CM: I actually heard that after trying Uchi for the first time, you offered to work in their kitchen for free.
PQ: Yeah, it’s true. At that stage in my life, I thought I was going to get some free experience at Uchi, to compliment my culinary education, and then possibly move to New York. Tyson gave me so much opportunity and so much potential for growth that I ended up staying. But every year I had plans to move to New York.
CM: On the show, what was the most challenging competition you were faced with?
PQ: I think the Fire and Ice competition was pretty tricky [The final three cheftestants had to create a dish and cocktail that embodied the concept of fire and ice into one cohesive dish]. We had to do it on our own and it was a more complicated plate. There was also no real kitchen and [the dish had to be served] to a lot of people.
CM: It wasn’t the Culinary Olympics and being afraid of heights?
PQ: That one was pretty tricky, and I didn’t enjoy it very much. But it was an elimination round, so once I got in the gondola, I just told myself it wasn’t going to kill me.
CM: On the show, you said you decided to move to Texas for a lifestyle change. You could have studied in NYC or California, yet what made you settle here in Texas?
PQ: Austin is just a cool town. There are always things going on. The people are so nice and amazing. I have friends that I went to culinary school with in Texas and they ended up moving to New York and other places to gain more experience, and they kept trying to get me to move. At a certain point it just clicked in my head that I wanted to represent Texas and, if we shine enough light on what we do in Texas, we can hopefully draw more chefs and cultivate more talent in this city.
CM: The last time I saw your girlfriend, Deana, she joked about how you only make her ramen when you are home, but what is the typical meal at the Qui household? Do you get to bring ingredients from Uchiko home with experiment with?
PQ: I wish I could cook for her more, but we have such opposite schedules. I barely have time to cook. If I do cook, I’ll make it at the restaurant and bring it home to her.
CM: I heard you get a ton of gifts and fan mail.
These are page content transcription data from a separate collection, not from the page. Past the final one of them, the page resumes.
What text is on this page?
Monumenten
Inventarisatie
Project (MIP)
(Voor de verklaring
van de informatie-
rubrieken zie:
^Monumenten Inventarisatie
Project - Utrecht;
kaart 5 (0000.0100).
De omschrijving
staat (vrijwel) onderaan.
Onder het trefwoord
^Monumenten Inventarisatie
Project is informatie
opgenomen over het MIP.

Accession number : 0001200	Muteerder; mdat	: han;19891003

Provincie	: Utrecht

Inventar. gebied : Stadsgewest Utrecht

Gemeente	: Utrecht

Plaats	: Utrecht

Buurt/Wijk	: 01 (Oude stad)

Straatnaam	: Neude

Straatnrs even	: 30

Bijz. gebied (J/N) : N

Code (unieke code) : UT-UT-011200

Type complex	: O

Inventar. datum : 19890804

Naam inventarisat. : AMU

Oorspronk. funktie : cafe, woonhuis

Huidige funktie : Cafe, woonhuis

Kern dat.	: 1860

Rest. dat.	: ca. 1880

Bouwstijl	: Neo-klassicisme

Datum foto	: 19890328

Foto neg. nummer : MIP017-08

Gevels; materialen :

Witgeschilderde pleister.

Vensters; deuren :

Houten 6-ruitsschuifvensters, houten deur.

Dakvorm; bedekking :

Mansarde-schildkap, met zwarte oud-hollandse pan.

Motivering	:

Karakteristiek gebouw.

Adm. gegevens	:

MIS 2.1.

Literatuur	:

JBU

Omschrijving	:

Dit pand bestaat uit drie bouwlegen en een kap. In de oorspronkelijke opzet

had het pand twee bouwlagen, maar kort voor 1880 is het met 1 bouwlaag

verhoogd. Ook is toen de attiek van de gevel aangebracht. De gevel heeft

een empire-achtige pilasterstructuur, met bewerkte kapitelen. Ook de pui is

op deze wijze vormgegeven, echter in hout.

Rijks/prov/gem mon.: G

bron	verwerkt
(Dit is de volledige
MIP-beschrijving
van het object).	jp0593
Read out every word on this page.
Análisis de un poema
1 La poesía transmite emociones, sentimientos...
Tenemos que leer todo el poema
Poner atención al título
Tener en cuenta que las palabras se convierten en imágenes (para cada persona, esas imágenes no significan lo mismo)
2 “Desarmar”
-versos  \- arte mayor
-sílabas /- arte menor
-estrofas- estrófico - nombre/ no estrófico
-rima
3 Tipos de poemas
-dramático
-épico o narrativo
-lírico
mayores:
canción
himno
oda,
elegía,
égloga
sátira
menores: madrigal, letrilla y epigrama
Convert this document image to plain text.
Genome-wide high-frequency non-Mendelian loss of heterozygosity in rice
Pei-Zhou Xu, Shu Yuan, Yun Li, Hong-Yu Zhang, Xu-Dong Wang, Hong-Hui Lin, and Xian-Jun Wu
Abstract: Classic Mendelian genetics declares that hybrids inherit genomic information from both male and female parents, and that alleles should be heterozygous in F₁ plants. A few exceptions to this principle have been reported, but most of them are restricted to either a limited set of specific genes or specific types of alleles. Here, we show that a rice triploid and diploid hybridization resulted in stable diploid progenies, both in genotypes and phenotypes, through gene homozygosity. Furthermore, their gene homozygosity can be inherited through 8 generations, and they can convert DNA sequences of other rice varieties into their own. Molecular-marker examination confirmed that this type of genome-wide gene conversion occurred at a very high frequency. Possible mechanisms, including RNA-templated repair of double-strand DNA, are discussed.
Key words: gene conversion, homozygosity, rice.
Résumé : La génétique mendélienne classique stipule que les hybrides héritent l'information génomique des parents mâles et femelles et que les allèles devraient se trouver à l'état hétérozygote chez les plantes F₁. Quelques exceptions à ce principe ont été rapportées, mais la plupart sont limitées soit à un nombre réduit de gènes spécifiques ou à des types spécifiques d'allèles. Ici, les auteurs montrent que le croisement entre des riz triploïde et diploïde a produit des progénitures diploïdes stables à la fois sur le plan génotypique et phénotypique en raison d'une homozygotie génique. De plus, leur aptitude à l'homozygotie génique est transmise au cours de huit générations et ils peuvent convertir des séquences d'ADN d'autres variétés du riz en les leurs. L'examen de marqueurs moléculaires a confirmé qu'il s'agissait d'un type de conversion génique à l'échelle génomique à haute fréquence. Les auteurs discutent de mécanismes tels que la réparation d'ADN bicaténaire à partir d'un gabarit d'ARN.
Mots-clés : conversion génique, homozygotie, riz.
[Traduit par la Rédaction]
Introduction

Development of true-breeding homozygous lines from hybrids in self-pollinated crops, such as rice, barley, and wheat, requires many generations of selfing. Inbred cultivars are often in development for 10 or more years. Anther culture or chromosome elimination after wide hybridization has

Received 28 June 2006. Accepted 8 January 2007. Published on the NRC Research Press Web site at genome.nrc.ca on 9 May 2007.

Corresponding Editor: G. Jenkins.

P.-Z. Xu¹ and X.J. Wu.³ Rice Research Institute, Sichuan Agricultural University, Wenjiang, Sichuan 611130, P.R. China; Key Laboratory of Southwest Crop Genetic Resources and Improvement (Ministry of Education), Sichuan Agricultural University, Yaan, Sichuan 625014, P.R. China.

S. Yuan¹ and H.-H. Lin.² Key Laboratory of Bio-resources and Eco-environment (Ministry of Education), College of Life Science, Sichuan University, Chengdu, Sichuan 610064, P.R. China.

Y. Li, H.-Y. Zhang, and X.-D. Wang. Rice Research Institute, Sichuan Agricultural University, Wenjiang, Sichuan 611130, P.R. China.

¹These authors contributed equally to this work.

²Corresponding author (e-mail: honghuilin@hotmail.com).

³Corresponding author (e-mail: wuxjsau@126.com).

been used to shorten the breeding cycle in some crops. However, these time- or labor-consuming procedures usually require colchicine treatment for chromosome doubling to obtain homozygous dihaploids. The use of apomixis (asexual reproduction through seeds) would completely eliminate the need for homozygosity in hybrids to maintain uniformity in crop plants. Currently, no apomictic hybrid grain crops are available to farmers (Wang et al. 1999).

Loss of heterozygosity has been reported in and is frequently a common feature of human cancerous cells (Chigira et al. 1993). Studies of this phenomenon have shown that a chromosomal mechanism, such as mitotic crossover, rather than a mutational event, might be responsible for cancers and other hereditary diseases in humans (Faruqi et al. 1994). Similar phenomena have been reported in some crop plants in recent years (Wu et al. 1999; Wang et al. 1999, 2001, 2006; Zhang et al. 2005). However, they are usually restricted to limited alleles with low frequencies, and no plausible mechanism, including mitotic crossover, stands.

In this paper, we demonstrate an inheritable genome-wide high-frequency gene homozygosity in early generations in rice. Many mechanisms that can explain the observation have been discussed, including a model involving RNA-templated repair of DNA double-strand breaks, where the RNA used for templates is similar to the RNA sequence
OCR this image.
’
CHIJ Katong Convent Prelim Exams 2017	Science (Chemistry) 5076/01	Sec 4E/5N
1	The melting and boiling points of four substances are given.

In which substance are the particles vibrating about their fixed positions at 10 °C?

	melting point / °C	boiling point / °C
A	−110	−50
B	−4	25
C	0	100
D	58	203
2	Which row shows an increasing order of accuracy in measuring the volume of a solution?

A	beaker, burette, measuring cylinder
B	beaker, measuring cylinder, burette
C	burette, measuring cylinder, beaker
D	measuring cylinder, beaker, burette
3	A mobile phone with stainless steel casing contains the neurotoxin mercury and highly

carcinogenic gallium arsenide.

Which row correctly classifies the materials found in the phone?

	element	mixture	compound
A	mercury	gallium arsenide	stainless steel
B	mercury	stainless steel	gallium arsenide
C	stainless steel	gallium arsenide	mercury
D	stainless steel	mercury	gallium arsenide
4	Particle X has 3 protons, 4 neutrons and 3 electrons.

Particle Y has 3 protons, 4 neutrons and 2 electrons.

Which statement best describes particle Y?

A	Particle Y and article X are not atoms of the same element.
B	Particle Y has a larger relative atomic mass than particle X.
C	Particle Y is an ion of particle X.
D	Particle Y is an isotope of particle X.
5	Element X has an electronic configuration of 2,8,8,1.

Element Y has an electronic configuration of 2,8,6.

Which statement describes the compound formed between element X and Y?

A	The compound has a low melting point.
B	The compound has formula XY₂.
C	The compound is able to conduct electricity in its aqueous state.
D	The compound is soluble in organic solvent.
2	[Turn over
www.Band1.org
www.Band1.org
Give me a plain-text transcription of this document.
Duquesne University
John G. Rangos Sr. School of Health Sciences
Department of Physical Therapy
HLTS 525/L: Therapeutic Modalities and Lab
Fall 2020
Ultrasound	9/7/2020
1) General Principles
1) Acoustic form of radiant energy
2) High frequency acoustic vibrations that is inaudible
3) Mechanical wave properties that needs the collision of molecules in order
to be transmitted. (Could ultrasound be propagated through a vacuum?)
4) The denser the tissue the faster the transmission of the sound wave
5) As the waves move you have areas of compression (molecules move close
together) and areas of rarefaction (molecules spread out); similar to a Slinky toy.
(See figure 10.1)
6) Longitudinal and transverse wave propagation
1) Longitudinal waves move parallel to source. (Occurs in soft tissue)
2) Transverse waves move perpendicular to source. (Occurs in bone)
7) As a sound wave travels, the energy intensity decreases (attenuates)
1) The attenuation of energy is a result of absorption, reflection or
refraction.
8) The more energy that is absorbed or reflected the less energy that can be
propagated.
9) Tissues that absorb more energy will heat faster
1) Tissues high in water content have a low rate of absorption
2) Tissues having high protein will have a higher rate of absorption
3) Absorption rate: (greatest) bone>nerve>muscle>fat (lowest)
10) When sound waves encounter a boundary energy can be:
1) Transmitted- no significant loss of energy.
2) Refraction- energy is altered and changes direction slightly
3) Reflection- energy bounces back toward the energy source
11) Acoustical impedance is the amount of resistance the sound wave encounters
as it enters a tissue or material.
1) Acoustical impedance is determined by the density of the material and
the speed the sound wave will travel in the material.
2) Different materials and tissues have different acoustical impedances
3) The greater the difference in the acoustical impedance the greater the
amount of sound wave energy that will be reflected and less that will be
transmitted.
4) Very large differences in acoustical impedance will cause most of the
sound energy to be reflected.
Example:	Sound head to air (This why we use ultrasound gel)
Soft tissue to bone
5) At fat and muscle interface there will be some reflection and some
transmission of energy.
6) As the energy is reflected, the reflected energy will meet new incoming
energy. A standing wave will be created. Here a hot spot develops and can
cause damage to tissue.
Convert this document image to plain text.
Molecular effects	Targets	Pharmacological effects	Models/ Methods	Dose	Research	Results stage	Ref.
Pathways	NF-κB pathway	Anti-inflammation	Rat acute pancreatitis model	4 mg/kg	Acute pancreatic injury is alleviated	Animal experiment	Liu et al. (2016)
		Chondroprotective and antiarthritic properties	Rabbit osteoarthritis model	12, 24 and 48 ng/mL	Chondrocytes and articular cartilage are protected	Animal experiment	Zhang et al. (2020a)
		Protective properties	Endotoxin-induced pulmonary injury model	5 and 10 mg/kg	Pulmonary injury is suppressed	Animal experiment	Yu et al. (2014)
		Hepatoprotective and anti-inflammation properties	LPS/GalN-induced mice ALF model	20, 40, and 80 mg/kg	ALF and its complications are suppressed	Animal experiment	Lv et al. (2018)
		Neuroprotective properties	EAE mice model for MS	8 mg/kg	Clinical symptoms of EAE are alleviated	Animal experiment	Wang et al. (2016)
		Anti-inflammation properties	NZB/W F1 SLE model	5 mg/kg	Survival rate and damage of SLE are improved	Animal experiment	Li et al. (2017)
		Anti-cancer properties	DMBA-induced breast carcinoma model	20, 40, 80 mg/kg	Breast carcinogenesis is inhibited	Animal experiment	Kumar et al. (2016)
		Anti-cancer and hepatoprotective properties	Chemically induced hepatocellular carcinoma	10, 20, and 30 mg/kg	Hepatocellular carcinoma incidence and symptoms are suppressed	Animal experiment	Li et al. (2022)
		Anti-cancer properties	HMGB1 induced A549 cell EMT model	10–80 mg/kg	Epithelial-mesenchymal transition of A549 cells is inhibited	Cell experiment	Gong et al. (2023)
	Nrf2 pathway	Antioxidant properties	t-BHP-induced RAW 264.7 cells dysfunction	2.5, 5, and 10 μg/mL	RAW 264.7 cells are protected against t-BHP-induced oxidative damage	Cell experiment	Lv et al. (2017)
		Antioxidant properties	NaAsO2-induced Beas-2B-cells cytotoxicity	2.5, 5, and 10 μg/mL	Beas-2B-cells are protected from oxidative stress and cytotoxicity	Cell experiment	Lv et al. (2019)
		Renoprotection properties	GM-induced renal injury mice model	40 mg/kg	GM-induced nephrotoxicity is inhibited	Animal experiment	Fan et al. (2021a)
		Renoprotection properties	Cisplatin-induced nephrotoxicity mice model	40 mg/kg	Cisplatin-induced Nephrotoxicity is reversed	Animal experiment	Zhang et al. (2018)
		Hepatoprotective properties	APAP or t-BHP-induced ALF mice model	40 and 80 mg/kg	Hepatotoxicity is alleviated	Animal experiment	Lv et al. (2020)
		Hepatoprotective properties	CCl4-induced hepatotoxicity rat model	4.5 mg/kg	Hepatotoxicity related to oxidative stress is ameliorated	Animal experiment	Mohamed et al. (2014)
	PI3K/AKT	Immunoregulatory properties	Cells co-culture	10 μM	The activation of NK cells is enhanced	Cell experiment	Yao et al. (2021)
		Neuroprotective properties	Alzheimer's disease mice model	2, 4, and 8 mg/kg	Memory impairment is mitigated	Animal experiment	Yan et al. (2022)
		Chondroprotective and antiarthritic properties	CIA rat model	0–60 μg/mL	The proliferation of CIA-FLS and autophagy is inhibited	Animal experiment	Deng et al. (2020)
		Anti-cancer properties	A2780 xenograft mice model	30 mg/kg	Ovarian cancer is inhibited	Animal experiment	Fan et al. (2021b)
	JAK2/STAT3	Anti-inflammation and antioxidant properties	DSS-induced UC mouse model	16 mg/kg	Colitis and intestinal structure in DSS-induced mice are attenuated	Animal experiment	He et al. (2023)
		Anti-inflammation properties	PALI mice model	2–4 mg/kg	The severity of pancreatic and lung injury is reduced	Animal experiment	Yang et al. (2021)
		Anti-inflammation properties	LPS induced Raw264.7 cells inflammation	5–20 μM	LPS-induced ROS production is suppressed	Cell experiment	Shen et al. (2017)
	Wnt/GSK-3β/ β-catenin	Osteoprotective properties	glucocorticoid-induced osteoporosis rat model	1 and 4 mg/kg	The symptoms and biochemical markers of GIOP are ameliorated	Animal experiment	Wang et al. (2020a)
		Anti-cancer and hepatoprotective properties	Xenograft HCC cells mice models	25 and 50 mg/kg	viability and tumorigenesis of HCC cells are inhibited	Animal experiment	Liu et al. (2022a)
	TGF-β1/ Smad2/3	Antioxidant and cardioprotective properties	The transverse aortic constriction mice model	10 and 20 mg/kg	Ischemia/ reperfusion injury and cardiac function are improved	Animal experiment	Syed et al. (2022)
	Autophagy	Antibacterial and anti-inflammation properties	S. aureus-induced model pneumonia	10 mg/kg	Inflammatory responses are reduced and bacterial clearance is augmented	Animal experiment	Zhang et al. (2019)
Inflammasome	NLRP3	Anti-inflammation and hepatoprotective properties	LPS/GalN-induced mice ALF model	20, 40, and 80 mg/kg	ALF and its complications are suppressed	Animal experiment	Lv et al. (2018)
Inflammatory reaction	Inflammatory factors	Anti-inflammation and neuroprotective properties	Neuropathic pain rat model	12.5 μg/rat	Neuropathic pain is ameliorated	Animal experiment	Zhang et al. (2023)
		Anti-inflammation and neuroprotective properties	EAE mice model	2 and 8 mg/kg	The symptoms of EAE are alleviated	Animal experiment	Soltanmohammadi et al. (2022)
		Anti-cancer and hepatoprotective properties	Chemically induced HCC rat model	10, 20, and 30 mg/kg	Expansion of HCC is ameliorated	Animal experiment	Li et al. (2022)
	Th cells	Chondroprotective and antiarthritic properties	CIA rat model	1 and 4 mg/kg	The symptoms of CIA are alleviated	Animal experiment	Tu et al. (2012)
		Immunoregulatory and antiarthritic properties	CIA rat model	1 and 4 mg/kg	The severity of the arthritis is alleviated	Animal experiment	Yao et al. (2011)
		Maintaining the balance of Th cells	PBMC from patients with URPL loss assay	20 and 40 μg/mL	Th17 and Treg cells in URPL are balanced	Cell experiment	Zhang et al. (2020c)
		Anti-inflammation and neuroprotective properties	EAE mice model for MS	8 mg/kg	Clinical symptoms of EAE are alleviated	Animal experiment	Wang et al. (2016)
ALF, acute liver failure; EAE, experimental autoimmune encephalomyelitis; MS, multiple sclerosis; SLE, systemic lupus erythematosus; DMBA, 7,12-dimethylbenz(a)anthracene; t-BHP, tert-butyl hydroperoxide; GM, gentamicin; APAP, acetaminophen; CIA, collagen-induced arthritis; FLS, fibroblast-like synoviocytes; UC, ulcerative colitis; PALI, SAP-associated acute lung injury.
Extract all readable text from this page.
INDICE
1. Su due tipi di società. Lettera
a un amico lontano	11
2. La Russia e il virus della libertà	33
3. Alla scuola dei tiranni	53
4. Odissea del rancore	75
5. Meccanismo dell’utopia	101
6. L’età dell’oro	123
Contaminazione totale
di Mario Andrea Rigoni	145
What’s the coolest gift you received thus far?
PQ: The socks I wore last night, while I was on Watch What Happens Live, one of my fans gave me those socks.
CM: If you were on death row, what would be your last meal?
PQ: Probably fried chicken. Not Popeyes, but the best fried chicken I’ve ever had is BonChon (Koren fried chicken). We don’t have one in Austin, but they have them in New York.